22. Mai 2002

Mittwoch, 22. Mai 2002

Heute war mal wieder ein recht freundlicher Tag, die Sonne schien und es war auch noch warm. Aus diesem Grund hab ich mir auch die Freiheit genommen und draußen in der Sonne gearbeitet. Wenn man ein Büro hat, welches kein direktes Fenster nach außen hat ist das schon mal notwendig im Winter. Ich hab mir also etwas Fachliteratur zum lesen mitgenommen, und mich auf die Sonnenterrasse der Mensa zu den anderen sonnenhungrigen Studenten gesetzt, so kann der Winter von mir aus weiter gehen.

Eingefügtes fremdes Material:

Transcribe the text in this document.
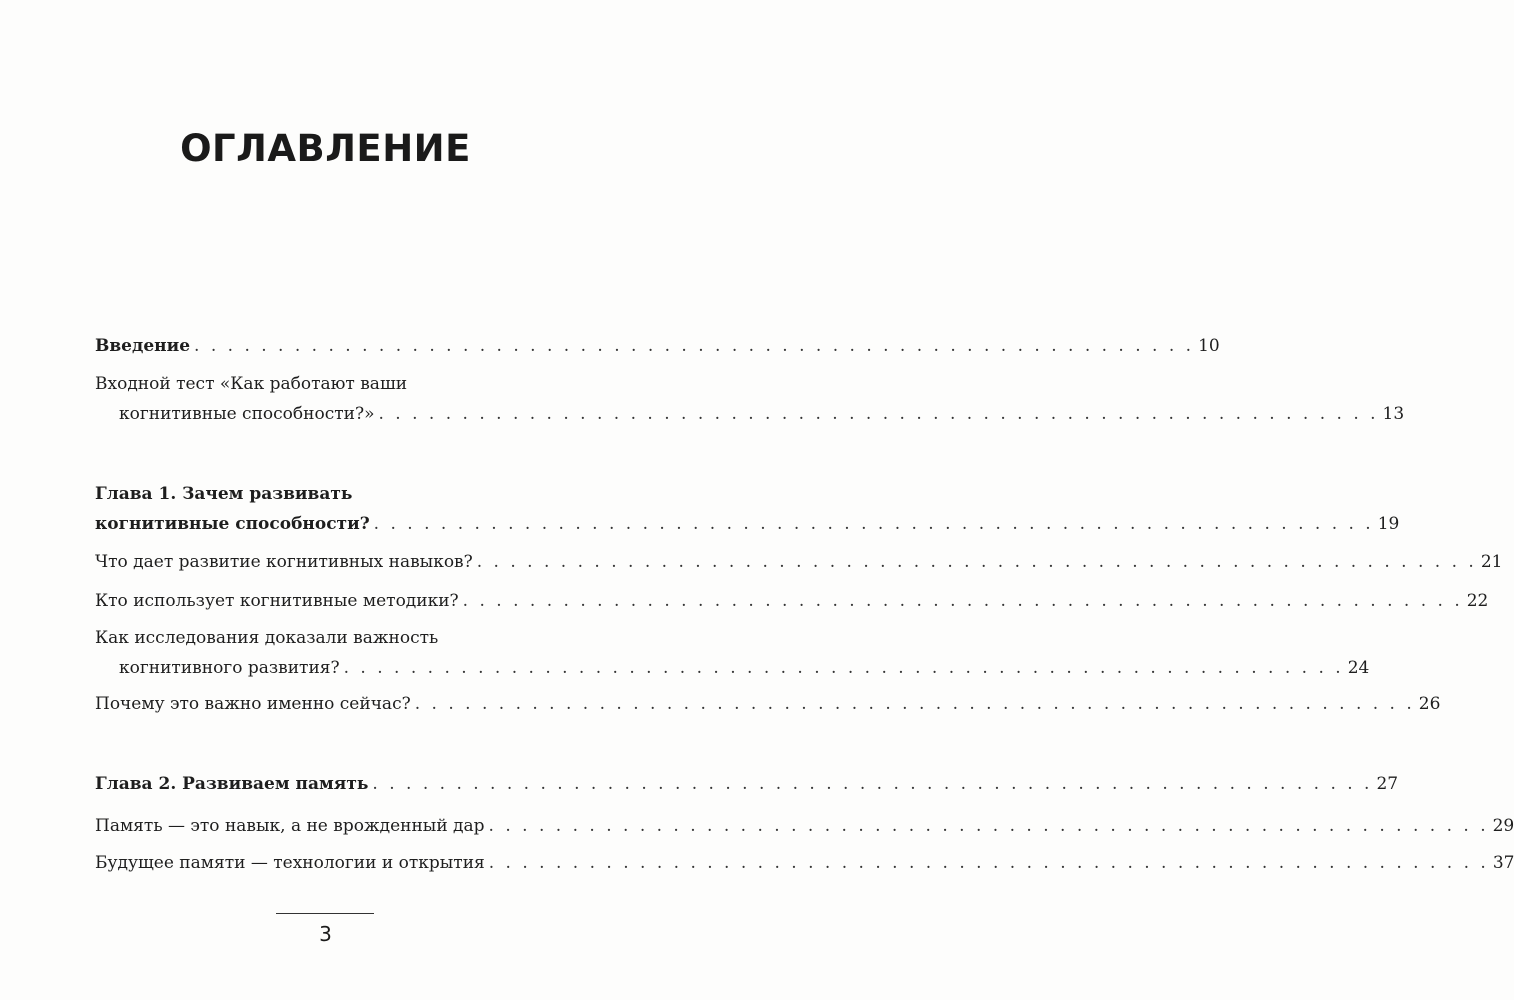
ОГЛАВЛЕНИЕ
Введение . . . . . . . . . . . . . . . . . . . . . . . . . . . . . . . . . . . . . . . . . . . . . . . . . . . . . . . . . . . . 10
Входной тест «Как работают ваши
когнитивные способности?» . . . . . . . . . . . . . . . . . . . . . . . . . . . . . . . . . . . . . . . . . . . . . . . . . . . . . . . . . . . . 13
Глава 1. Зачем развивать
когнитивные способности? . . . . . . . . . . . . . . . . . . . . . . . . . . . . . . . . . . . . . . . . . . . . . . . . . . . . . . . . . . . . 19
Что дает развитие когнитивных навыков? . . . . . . . . . . . . . . . . . . . . . . . . . . . . . . . . . . . . . . . . . . . . . . . . . . . . . . . . . . . . 21
Кто использует когнитивные методики? . . . . . . . . . . . . . . . . . . . . . . . . . . . . . . . . . . . . . . . . . . . . . . . . . . . . . . . . . . . . 22
Как исследования доказали важность
когнитивного развития? . . . . . . . . . . . . . . . . . . . . . . . . . . . . . . . . . . . . . . . . . . . . . . . . . . . . . . . . . . . . 24
Почему это важно именно сейчас? . . . . . . . . . . . . . . . . . . . . . . . . . . . . . . . . . . . . . . . . . . . . . . . . . . . . . . . . . . . . 26
Глава 2. Развиваем память . . . . . . . . . . . . . . . . . . . . . . . . . . . . . . . . . . . . . . . . . . . . . . . . . . . . . . . . . . . . 27
Память — это навык, а не врожденный дар . . . . . . . . . . . . . . . . . . . . . . . . . . . . . . . . . . . . . . . . . . . . . . . . . . . . . . . . . . . . 29
Будущее памяти — технологии и открытия . . . . . . . . . . . . . . . . . . . . . . . . . . . . . . . . . . . . . . . . . . . . . . . . . . . . . . . . . . . . 37
3
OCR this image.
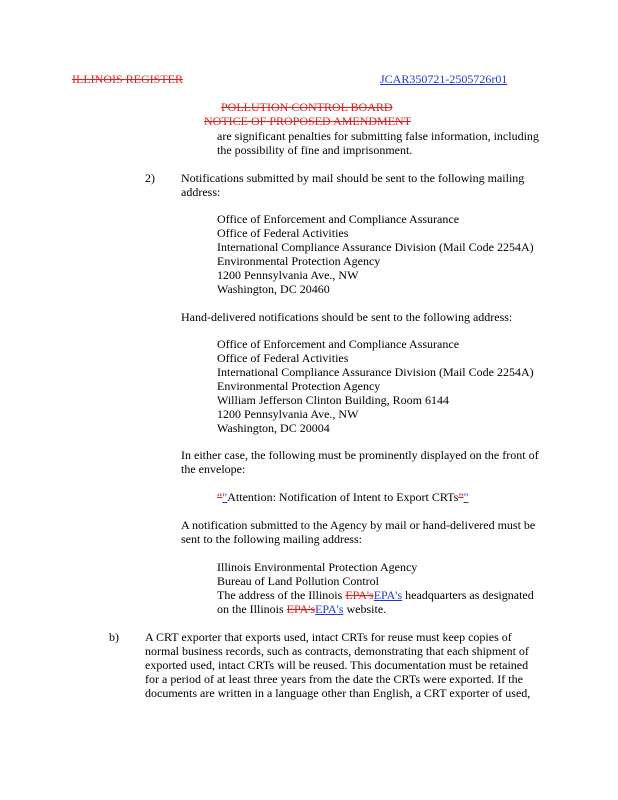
ILLINOIS REGISTER	JCAR350721-2505726r01
POLLUTION CONTROL BOARD
NOTICE OF PROPOSED AMENDMENT
are significant penalties for submitting false information, including
the possibility of fine and imprisonment.
2) Notifications submitted by mail should be sent to the following mailing
address:
Office of Enforcement and Compliance Assurance
Office of Federal Activities
International Compliance Assurance Division (Mail Code 2254A)
Environmental Protection Agency
1200 Pennsylvania Ave., NW
Washington, DC 20460
Hand-delivered notifications should be sent to the following address:
Office of Enforcement and Compliance Assurance
Office of Federal Activities
International Compliance Assurance Division (Mail Code 2254A)
Environmental Protection Agency
William Jefferson Clinton Building, Room 6144
1200 Pennsylvania Ave., NW
Washington, DC 20004
In either case, the following must be prominently displayed on the front of
the envelope:
“"Attention: Notification of Intent to Export CRTs”"
A notification submitted to the Agency by mail or hand-delivered must be
sent to the following mailing address:
Illinois Environmental Protection Agency
Bureau of Land Pollution Control
The address of the Illinois EPA'sEPA's headquarters as designated
on the Illinois EPA'sEPA's website.
b) A CRT exporter that exports used, intact CRTs for reuse must keep copies of
normal business records, such as contracts, demonstrating that each shipment of
exported used, intact CRTs will be reused. This documentation must be retained
for a period of at least three years from the date the CRTs were exported. If the
documents are written in a language other than English, a CRT exporter of used,
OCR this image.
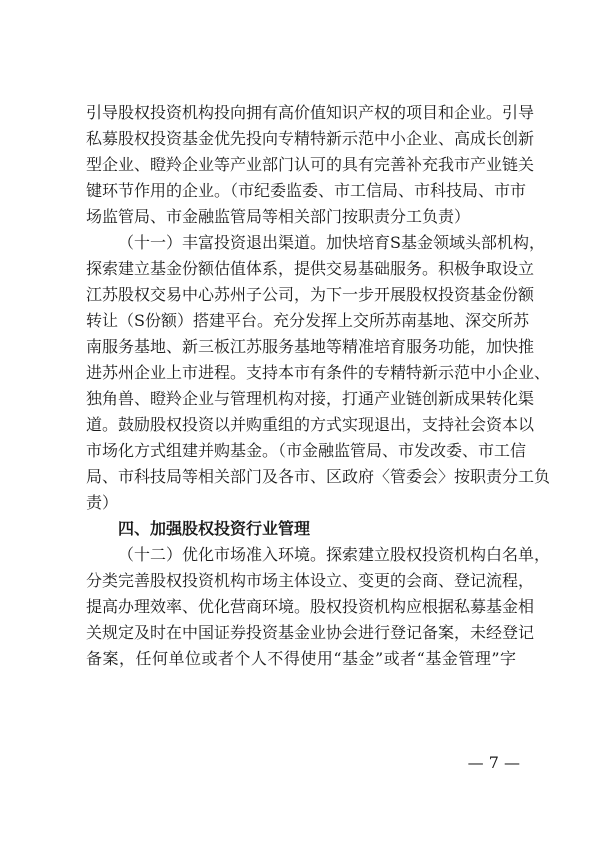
引导股权投资机构投向拥有高价值知识产权的项目和企业。引导
私募股权投资基金优先投向专精特新示范中小企业、高成长创新
型企业、瞪羚企业等产业部门认可的具有完善补充我市产业链关
键环节作用的企业。（市纪委监委、市工信局、市科技局、市市
场监管局、市金融监管局等相关部门按职责分工负责）
（十一）丰富投资退出渠道。加快培育S基金领域头部机构，
探索建立基金份额估值体系，提供交易基础服务。积极争取设立
江苏股权交易中心苏州子公司，为下一步开展股权投资基金份额
转让（S份额）搭建平台。充分发挥上交所苏南基地、深交所苏
南服务基地、新三板江苏服务基地等精准培育服务功能，加快推
进苏州企业上市进程。支持本市有条件的专精特新示范中小企业、
独角兽、瞪羚企业与管理机构对接，打通产业链创新成果转化渠
道。鼓励股权投资以并购重组的方式实现退出，支持社会资本以
市场化方式组建并购基金。（市金融监管局、市发改委、市工信
局、市科技局等相关部门及各市、区政府〈管委会〉按职责分工负
责）
四、加强股权投资行业管理
（十二）优化市场准入环境。探索建立股权投资机构白名单，
分类完善股权投资机构市场主体设立、变更的会商、登记流程，
提高办理效率、优化营商环境。股权投资机构应根据私募基金相
关规定及时在中国证券投资基金业协会进行登记备案，未经登记
备案，任何单位或者个人不得使用“基金”或者“基金管理”字
— 7 —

Nach dem Mittag hatte ich geplant, in einen anderen Stadtteil von Sydney zu fahren, um mir endlich ein Fahrrad zu kaufen. Ich hatte von Yvonne den Tipp bekommen, dass es in dem Shopping Center von Top Ryde eine Art Pfandhaus gibt, bei dem man auch günstige Räder erstehen kann. Man musste halt nur mit dem Bus dorthin fahren. Mein neuer Kollege Junji wollte mich dorthin begleiten, denn auch er wollte sich noch ein Rad zulegen. Wir hatten uns einen Bus für kurz vor zwei ausgesucht. Leider musste Junji dann noch kurzfristig passen, weil er die Möglichkeit wahrnehmen wollte, sich Möbel für seine Wohnung zu besorgen, das geht nun mal vor.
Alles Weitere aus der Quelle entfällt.